Hil Hits a Homer
I suppose there’s a truth-in-advertising issue here, something deeply felt at this particular time and in places where these notes are read.
Remember the young lady from Kuwait who in 1990 stood before the world and told us how she watched helplessly while Iraqi invaders dumped babies on the nursery floor and stole their incubators? Statistics show that an Olympic pool could’ve been filled with the tears shed by her CNN audience. After the war we learned she’d made it all up. Now, when you think about it, that turns her story into theater, and pretty good theater too. I’d much rather witness somebody telling a big lie that helped start a war than watch some fear-jerking news story about Iraqi atrocities. Atrocities are a dime a dozen.
My point? If her story had been true we would’ve been getting the news at second hand and so what. But in fact we saw a story actually happening. We even acted a part in it ourselves. Now, that’s history hot off the griddle. It’s also one way art can be realer than real life.

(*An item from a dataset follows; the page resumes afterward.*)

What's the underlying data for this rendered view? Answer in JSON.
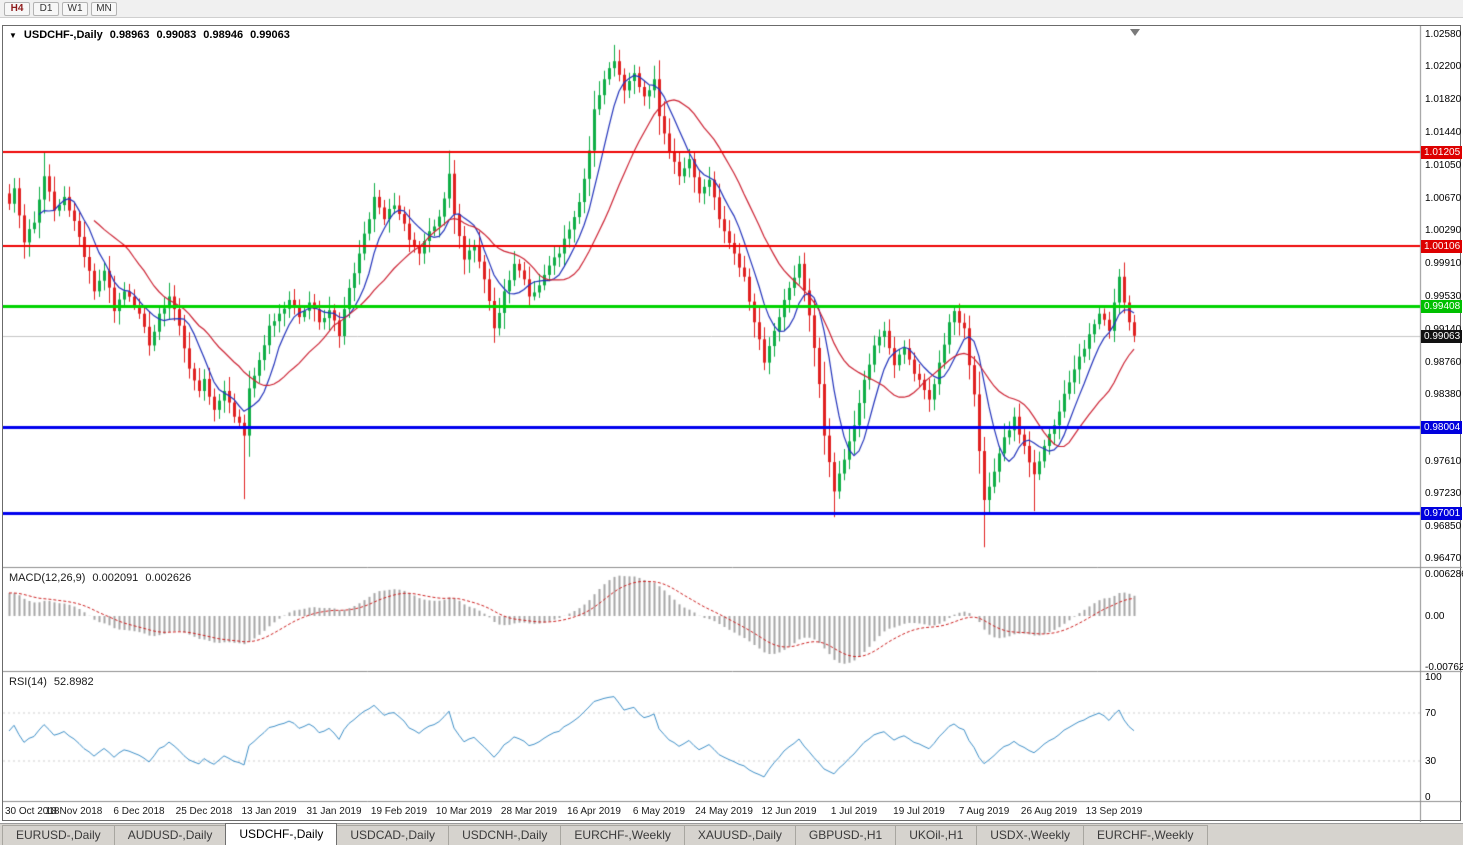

Another reply to animadversions on Hil’s photo.
Books could be written. Books have been written, though never by photographers. (Think of Susan Sonntag.) The lesson to be learned, maybe, is that everything (including the photograph) is an object and enjoys equality before the laws of physics. Don’t mistake the ding for the ding an sich, the quiddity for the quidditas, the name for the song. Don’t commit the sin of synecdoche.
Hil’s visit to the Museum reminds me of a night course Chris and I took there twenty-five years ago, lessons on gems taught by a famous gemologist. Everybody loved this guy. He looked, acted and talked like a longshoreman. And he laughed at the people who brought him cut stones of great antiquity to admire. “This may be from Queen Isabella’s diadem!” He’d guffaw. “Lady, this stone was made by some volcano two hundred million years before Isa-beller was born! There’s no such things as antique gems.” He, at least, knew what the meaning of “is” was.